Allora, dai banchi del movimento accorintiano, la capogruppo Lucy Fenech, alle sue prime ore da consigliera, all’atto della votazione per i vicepresidenti, fu chiara: “Chiediamo che si votino due figure, una dell’opposizione ed un’altra di Cambiamo Messina dal basso”.

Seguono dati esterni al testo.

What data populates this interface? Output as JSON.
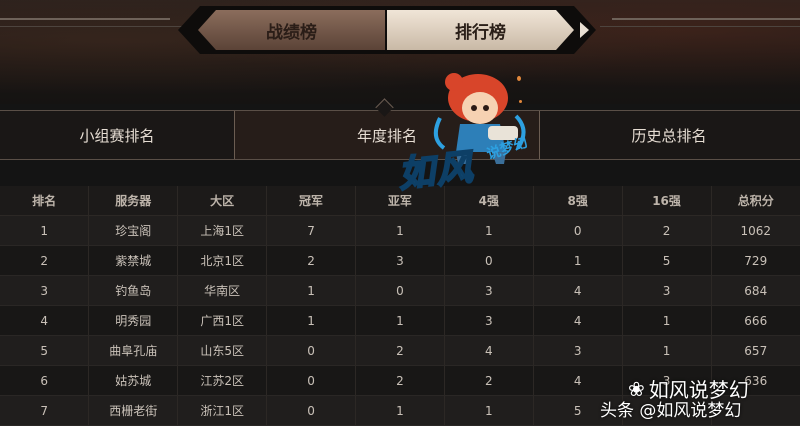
{
  "main_tabs": [
    {
      "label": "战绩榜",
      "selected": false
    },
    {
      "label": "排行榜",
      "selected": true
    }
  ],
  "sub_tabs": [
    {
      "label": "小组赛排名",
      "selected": false
    },
    {
      "label": "年度排名",
      "selected": true
    },
    {
      "label": "历史总排名",
      "selected": false
    }
  ],
  "table": {
    "headers": [
      "排名",
      "服务器",
      "大区",
      "冠军",
      "亚军",
      "4强",
      "8强",
      "16强",
      "总积分"
    ],
    "rows": [
      [
        "1",
        "珍宝阁",
        "上海1区",
        "7",
        "1",
        "1",
        "0",
        "2",
        "1062"
      ],
      [
        "2",
        "紫禁城",
        "北京1区",
        "2",
        "3",
        "0",
        "1",
        "5",
        "729"
      ],
      [
        "3",
        "钓鱼岛",
        "华南区",
        "1",
        "0",
        "3",
        "4",
        "3",
        "684"
      ],
      [
        "4",
        "明秀园",
        "广西1区",
        "1",
        "1",
        "3",
        "4",
        "1",
        "666"
      ],
      [
        "5",
        "曲阜孔庙",
        "山东5区",
        "0",
        "2",
        "4",
        "3",
        "1",
        "657"
      ],
      [
        "6",
        "姑苏城",
        "江苏2区",
        "0",
        "2",
        "2",
        "4",
        "3",
        "636"
      ],
      [
        "7",
        "西栅老街",
        "浙江1区",
        "0",
        "1",
        "1",
        "5",
        "",
        ""
      ]
    ]
  },
  "watermark": {
    "logo_text": "如风",
    "logo_sub": "说梦幻",
    "footer_line1": "如风说梦幻",
    "footer_line2": "头条 @如风说梦幻"
  },
  "colors": {
    "active_main_tab": "#e9dccb",
    "inactive_main_tab": "#6e5446",
    "background": "#141414",
    "watermark_blue": "#2da0e0"
  }
}
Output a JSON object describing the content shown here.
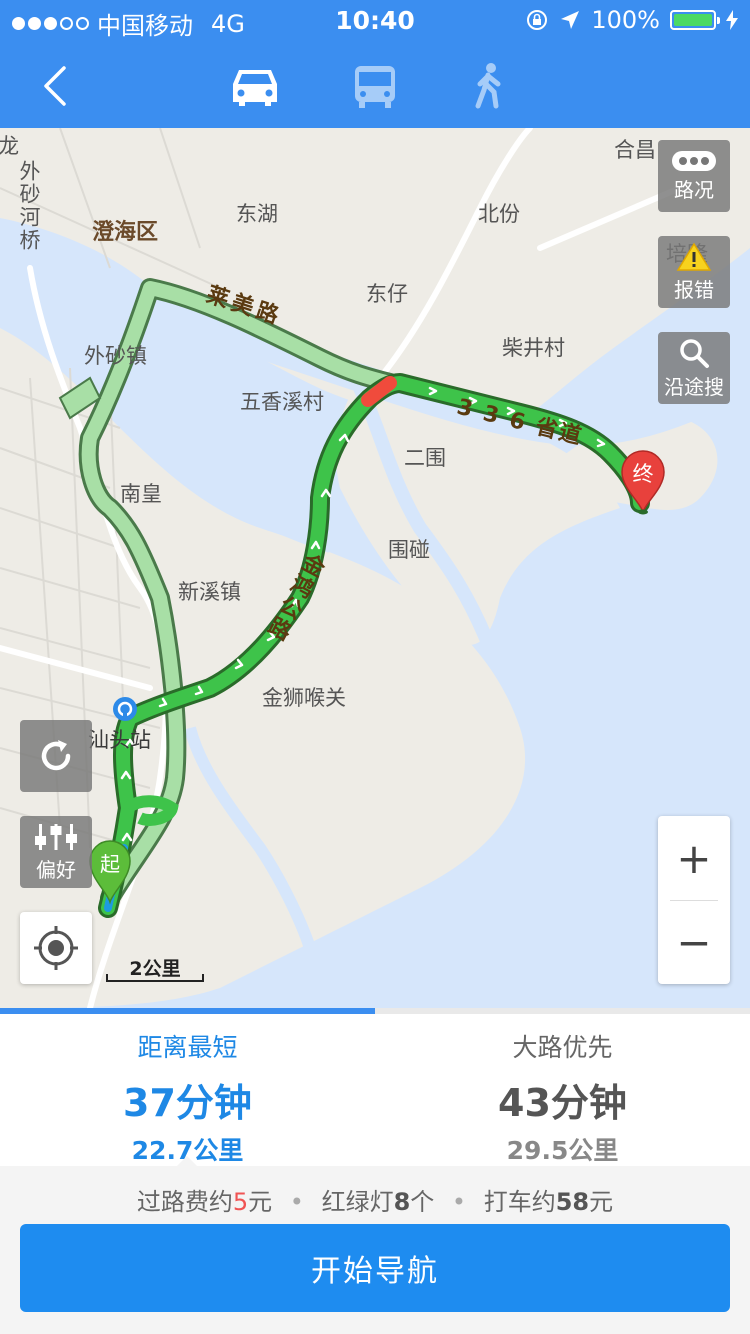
{
  "status": {
    "carrier": "中国移动",
    "network": "4G",
    "time": "10:40",
    "battery": "100%",
    "signal_strength": 3
  },
  "nav": {
    "back_icon": "chevron-left-icon",
    "modes": [
      {
        "id": "car",
        "icon": "car-icon",
        "selected": true
      },
      {
        "id": "bus",
        "icon": "bus-icon",
        "selected": false
      },
      {
        "id": "walk",
        "icon": "walk-icon",
        "selected": false
      }
    ]
  },
  "map": {
    "places": {
      "hechang": "合昌",
      "dongxu": "东湖",
      "beifen": "北份",
      "chenghai": "澄海区",
      "waisha_river": "外砂河桥",
      "waisha_town": "外砂镇",
      "longfragment": "龙",
      "dongzai": "东仔",
      "chaijing": "柴井村",
      "wuxiangxi": "五香溪村",
      "erwei": "二围",
      "nanhuang": "南皇",
      "weipeng": "围碰",
      "xinxi": "新溪镇",
      "jinshi": "金狮喉关",
      "shantou_station": "汕头站",
      "peilong": "培隆"
    },
    "roads": {
      "laimei": "莱美路",
      "provincial": "3 3 6 省道",
      "jinhong": "金鸿公路"
    },
    "markers": {
      "start": "起",
      "end": "终"
    },
    "buttons": {
      "traffic": "路况",
      "report": "报错",
      "search_along": "沿途搜",
      "preference": "偏好"
    },
    "zoom_in": "+",
    "zoom_out": "−",
    "scale": "2公里"
  },
  "routes": [
    {
      "name": "距离最短",
      "time": "37分钟",
      "distance": "22.7公里",
      "selected": true
    },
    {
      "name": "大路优先",
      "time": "43分钟",
      "distance": "29.5公里",
      "selected": false
    }
  ],
  "info": {
    "toll_prefix": "过路费约",
    "toll_value": "5",
    "toll_unit": "元",
    "lights_prefix": "红绿灯",
    "lights_value": "8",
    "lights_unit": "个",
    "taxi_prefix": "打车约",
    "taxi_value": "58",
    "taxi_unit": "元",
    "separator": "•"
  },
  "start_button": "开始导航",
  "colors": {
    "primary": "#3b8ef0",
    "route_green": "#3ec34a",
    "alt_route": "#a8dfa6",
    "jam_red": "#f04b3c",
    "end_marker": "#e8413c",
    "start_marker": "#5cbd3a"
  }
}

Oggi come allora, CMdb vorrebbe uscire dai tradizionali schemi del “preconfezionamento” degli incarichi istituzionali, e attraverso una nota ha chiesto che vengano applicati i principi dell’equità: “E’ importante che l’ufficio venga ricomposto, così come avviene nella maggior parte dei comuni italiani, prevedendo nella sua formazione la presenza di un componente di maggioranza ed uno di minoranza”, scrivono i quattro consiglieri. Ma sembra impossibile. Questa la risposta della presidente Emilia Barrile dagli studi di Tcf: “I consiglieri di CMdb sono d’opposizione in Aula, ma nella maggioranza per la città”. Quindi, è un “no” deciso.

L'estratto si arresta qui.